Les autres aspects de l'influence des personnes sur le groupe

Nous avons vu la convergence des idées et des intérêts (et le conflit lorsqu'il n'y a que des pour et des contres) ainsi que l'implication et la désimplication. Deux autres aspects concernent les personnes : le niveau de conscience de ce qui se passe et les différentes tâches de coordination.

Le niveau de conscience de ce qui se passe dans le groupe est variable. Il est possible que personne ne soit conscient d'un phénomène particulier. Cela n'empêche pas malgré tout la coopération. Ainsi, la stigmergie est une forme d'auto-organisation utilisée en particulier par les insectes sociaux comme les fourmis ou les termites pour lesquels la communication se fait par les traces que l'on laisse, sans forcément en être conscient. Si l'animateur devient conscient de ce qui se passe dans le groupe, alors il peut agir pour favoriser certains équilibres (convergence/divergence, taille du groupe, niveau d'implication...). Mais si les membres eux-mêmes deviennent conscients de ce qui se joue, alors ils peuvent agir sur bien plus de petites choses que ne peuvent le faire le ou les animateurs. L'idéal est d'arriver à un niveau de conscience collective, c'est à dire que non seulement les membres sont conscients de ce qui se passe mais ils peuvent également en discuter entre eux (contrairement aux "non dits"). Aucun groupe n'est pleinement conscient et il reste même toujours des phénomènes dont personne n'a pris conscience. Mais le but du coordinateur est de favoriser le maximum de prise de conscience individuelle et collective. A l'inverse toute agression, volontaire ou non, consciente ou non, ouverte ou cachée, provoque la peur ou la colère et nous ramène à un niveau très bas de conscience. Le travail du coordinateur doit être un combat permanent pour ramener plus de conscience dans le groupe, en réduisant au maximum ses peurs et ses colères pour ne pas devenir lui-même inconscient.

Il existe de multiples tâches de coordination. Certaines sont tournées vers les personnes (faciliter l'implication, faire converger ou diverger, relancer les échanges...), d'autres vers le groupe lui-même (définir les objectifs, conserver l'histoire du groupe, identifier les tâches à faire et les tâches critiques, donner aux membres une vision d'ensemble du groupe et de la diversité des idées...) et d'autres encore sont en direction de l'environnement (valoriser ce qui a été fait...). Certaines tâches peuvent être faites de façon centralisées par le coordinateur ou un groupe de personnes désignées ou bien de façon décentralisées. Cela dépend de chaque groupe et de son niveau de développement (la définition des objectifs, est une des premières tâches qui peut se décentraliser). Mais dans tous les cas, les outils de coordination doivent rester au service des coordinateurs et non les remplacer pour éviter qu'ils ne se défaussent de leur responsabilité.

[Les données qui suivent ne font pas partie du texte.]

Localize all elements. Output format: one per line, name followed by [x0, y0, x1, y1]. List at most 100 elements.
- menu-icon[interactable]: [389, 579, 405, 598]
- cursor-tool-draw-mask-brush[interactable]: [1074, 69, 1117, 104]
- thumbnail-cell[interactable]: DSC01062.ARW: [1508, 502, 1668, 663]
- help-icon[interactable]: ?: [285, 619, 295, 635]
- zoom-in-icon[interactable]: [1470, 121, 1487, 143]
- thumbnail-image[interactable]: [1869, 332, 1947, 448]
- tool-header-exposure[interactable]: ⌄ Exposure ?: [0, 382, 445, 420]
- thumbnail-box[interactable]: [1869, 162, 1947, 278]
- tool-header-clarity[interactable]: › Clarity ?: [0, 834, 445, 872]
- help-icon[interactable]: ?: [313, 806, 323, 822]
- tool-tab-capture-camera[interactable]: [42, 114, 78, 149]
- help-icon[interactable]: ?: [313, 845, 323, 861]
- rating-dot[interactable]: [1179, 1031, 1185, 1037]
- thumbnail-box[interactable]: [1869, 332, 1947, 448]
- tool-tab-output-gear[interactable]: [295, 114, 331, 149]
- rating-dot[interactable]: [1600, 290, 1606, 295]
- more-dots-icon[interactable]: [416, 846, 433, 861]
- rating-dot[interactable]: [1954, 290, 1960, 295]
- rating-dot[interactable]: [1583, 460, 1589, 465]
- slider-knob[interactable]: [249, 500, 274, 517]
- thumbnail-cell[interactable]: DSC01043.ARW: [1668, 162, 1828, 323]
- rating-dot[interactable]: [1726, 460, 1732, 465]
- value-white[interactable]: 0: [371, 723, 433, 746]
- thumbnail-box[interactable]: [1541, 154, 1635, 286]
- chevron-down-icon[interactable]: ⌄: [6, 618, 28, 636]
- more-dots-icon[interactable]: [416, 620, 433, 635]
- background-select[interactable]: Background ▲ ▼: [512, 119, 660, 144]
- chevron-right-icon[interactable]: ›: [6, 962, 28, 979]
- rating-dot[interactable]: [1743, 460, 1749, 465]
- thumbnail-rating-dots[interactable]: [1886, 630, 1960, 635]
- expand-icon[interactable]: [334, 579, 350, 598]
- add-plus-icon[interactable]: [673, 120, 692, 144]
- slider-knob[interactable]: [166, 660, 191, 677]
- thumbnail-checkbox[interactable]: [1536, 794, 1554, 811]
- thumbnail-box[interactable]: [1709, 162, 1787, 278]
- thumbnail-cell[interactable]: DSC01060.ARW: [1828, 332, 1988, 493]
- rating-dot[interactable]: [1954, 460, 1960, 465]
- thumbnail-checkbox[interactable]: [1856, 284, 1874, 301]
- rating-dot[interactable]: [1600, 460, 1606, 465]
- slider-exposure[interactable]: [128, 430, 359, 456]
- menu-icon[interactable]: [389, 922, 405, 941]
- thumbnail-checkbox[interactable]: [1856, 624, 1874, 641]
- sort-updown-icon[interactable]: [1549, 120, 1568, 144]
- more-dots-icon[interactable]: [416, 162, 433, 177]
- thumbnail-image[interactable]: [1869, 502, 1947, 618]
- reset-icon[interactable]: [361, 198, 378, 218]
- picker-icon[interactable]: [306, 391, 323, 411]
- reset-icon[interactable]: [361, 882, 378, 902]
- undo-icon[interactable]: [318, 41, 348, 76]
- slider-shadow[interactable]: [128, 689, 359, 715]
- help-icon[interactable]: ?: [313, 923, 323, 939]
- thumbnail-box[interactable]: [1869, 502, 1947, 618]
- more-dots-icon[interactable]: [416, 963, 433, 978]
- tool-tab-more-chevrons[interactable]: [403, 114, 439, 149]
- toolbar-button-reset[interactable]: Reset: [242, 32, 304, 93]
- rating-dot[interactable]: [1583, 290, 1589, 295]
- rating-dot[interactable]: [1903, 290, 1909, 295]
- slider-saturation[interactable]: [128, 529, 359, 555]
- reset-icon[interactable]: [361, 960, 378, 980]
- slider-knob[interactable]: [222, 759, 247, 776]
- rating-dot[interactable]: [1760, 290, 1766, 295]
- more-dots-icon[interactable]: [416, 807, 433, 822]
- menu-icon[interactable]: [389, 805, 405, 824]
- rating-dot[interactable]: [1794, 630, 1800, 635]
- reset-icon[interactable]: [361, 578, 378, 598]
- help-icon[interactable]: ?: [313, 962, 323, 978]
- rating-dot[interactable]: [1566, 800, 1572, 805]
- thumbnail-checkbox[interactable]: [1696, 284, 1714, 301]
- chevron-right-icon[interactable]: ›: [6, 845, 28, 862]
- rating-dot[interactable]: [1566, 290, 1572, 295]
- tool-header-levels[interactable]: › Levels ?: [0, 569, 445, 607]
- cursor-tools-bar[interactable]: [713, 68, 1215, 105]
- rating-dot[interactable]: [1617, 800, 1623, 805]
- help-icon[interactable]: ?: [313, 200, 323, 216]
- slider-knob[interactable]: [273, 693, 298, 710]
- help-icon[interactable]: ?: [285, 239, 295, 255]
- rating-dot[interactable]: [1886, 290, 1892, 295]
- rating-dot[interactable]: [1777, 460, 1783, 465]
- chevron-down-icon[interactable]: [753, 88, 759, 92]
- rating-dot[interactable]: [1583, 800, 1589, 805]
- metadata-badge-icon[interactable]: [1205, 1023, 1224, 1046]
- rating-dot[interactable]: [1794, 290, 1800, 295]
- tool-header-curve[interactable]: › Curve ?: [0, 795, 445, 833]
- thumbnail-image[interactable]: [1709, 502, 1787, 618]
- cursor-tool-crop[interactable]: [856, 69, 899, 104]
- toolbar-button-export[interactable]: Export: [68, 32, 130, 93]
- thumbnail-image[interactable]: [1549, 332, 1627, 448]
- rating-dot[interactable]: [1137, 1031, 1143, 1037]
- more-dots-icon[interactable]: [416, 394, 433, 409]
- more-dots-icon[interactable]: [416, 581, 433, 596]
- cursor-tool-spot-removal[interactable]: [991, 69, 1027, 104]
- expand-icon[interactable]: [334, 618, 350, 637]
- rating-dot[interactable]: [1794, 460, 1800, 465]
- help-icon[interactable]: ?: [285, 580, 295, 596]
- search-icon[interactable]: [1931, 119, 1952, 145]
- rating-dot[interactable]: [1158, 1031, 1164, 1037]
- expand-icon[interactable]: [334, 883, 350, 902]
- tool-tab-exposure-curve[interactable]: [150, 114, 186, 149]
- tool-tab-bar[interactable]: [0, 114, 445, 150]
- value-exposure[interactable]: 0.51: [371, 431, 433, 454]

Très souvent, on cherche à piloter le groupe avec une intention précise. Si cela peut être pertinent pour les aspects spécifiques au groupe lui-même (taille, vocation...), cela ne l'est plus lorsque l'on souhaite que les membres s'impliquent et prennent des initiatives. Cela n'est pas judicieux non plus très souvent pour gérer l'impact qu'à l'environnement sur le groupe car nous n'avons pas toujours de grandes possibilités d'actions. Dans ces cas il faut piloter le groupe non plus en intention mais en attention. Cela veut dire que nous devons rester vigilant à ce qui se passe et savoir nous adapter en saisissant les opportunités. Il faut même accepter une petite dose d'incohérence pour permettre au groupe de résoudre des problèmes autrement insolubles...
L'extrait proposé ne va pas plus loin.